2つ目のルールは、メールボックスのステータス管理によって実現している。メッセージを処理し終えたあと、メールボックスはアイドル状態になるMailbox.scala#L227。これはsun.misc.Unsafe.compareAndSwapIntを使っており、volatile writeであるMailbox.scala#L129-L130。メッセージを処理し始める時、メールボックスのステータスを確認するMailbox.scala#L222。これは内部でsun.misc.Unsafe.getIntVolatileを行っており、volatile readであるMailbox.scala#L111。これにより以前のメッセージ処理時に行った書き込みは同期され、次のメッセージを処理するときに観測できることが保証される。

これらのルールをAkkaが保証することによって、アクターを実装するプログラマは内部状態を同期する必要はない。
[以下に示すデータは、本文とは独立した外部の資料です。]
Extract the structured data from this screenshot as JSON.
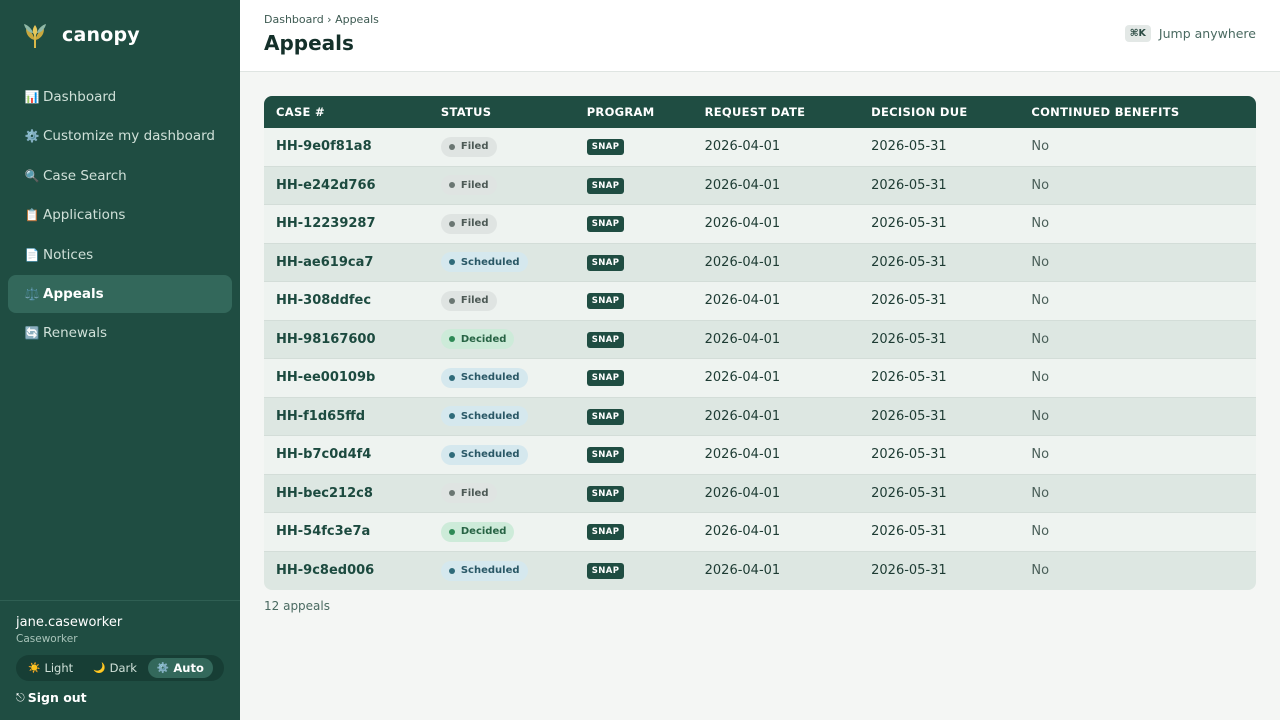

僕は@yoskhdiaさんに質問されるまでvolatileがどういうものか知らなかったので、この問題を考えたことはなかった。そんな僕でも並列プログラミングができていたわけだから、並列プログラミングの大衆化におけるAkkaの力は偉大だ。

@TanUkkii007 先生ならご存知だったりするのでしょうか https://t.co/1SodBw00jG

— Okuda (@yoskhdia) 2016年6月3日

@yoskhdiaさんのもともとの質問は「Akkaでもfalse sharing問題は起きるのか?」だった。この質問にたいする答えは「起きる可能性がある」だ。

false sharing(擬似共有)問題とは、大きなブロックキャッシュサイズを使っているとき、同一キャッシュブロック中に全く関係ない共有変数が複数含まれることがある。このような状況にある共有変数の1つにアクセスすると、CPUはブロック全体を交換するので全く関係ない変数まで交換され効率が悪くなるという問題だ。

Akkaでもfalse sharing問題を考慮してないわけではないが、そんなに気にしてないようだ。例えば昔はActorCellはキャッシュブロックに合わせるため64byteだったようだが、今はもっと大きくなっている#16603。これに対する解釈は、アクターは複数のオブジェクト(ActorCell, Actor, Mailboxなど)からなり、ActorCellがキャッシュ上に連続して並ぶことはないだろうから気にしてないとのことだ。(ここでもRoland Kuhnさん!)